Isabella Gellis makes a striking entrance onto the contemporary music scene with The Dissolute Society Comprised of All Sorts, a solo piano epic played by Joseph Havlat. Gellis, a British-Canadian composer celebrated for her inventive acoustic writing and absurdist edge, crafts a work that cannibalizes and reimagines Biber’s baroque gestures, treating historical source material as both touchstone and plaything. The music is laced with sly wit and vivid tactility: passages dart from ceremonial grandeur to moments of bare, playful eccentricity. Gellis positions the piano not just as a narrative voice, but as a space of shifting perspectives, inviting listeners to consider each gesture as both a memory and a transformation. It’s a piece that dances on the border between homage and subversion, echoing the composer’s fascination with forgotten or disguised sounds, and the sincerity behind the silly and surreal.
Throughout the album, Havlat’s pianism brings the music’s duality into sharp relief—his touch evoking clarity one moment, then plunging into wild, almost burlesque textures the next. There’s a keen sense of structure, but Gellis has no fear of detour or contradiction; the result is a journey that feels continually surprising yet coherent in its odd logic. Part of what makes the work so engaging is its willingness to foreground the personality of both composer and performer, suggesting not only a dialogue with the past but a kind of communal invention in the present. The album maintains an intimate, tactile atmosphere, as if inviting the audience to eavesdrop on private play and provocation.
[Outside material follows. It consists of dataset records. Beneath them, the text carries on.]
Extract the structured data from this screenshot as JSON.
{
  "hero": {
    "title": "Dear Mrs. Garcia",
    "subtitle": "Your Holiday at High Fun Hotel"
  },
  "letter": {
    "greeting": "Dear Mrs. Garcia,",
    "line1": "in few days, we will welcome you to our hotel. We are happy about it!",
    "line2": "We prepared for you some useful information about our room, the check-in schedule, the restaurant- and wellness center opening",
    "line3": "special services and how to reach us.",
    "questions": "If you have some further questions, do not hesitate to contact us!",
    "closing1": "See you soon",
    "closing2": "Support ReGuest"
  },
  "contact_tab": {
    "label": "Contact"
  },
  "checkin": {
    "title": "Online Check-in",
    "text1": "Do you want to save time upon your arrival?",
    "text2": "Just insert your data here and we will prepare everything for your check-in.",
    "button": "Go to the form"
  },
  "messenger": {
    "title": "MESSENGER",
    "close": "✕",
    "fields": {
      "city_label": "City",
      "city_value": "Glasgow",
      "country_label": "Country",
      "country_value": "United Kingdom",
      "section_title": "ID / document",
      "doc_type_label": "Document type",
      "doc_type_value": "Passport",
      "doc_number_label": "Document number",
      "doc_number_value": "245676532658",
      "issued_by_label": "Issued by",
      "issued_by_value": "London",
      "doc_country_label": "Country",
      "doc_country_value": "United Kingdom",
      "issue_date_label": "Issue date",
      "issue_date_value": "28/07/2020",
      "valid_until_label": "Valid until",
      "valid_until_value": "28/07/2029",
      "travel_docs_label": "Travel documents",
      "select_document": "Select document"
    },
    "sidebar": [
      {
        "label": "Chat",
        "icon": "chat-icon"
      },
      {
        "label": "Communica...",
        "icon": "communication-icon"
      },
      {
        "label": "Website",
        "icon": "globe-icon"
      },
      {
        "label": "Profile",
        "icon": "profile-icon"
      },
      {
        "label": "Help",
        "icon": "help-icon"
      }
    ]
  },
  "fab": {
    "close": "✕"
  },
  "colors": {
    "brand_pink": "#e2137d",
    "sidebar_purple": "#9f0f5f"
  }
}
Gellis, who has garnered awards from the Royal Academy of Music and commissions from leading festivals and ensembles, assembles here a work that is as much about process as product, as much about sound’s capacity for humour as its potential for haunting. The Dissolute Society Comprised of All Sorts affirms Gellis’s position at the forefront of young composers embracing experimentation without pretension, and playfulness without triviality. This recording is a rare example of contemporary classical music that delights in both erudition and immediacy, showing just how malleable tradition can be in the right hands.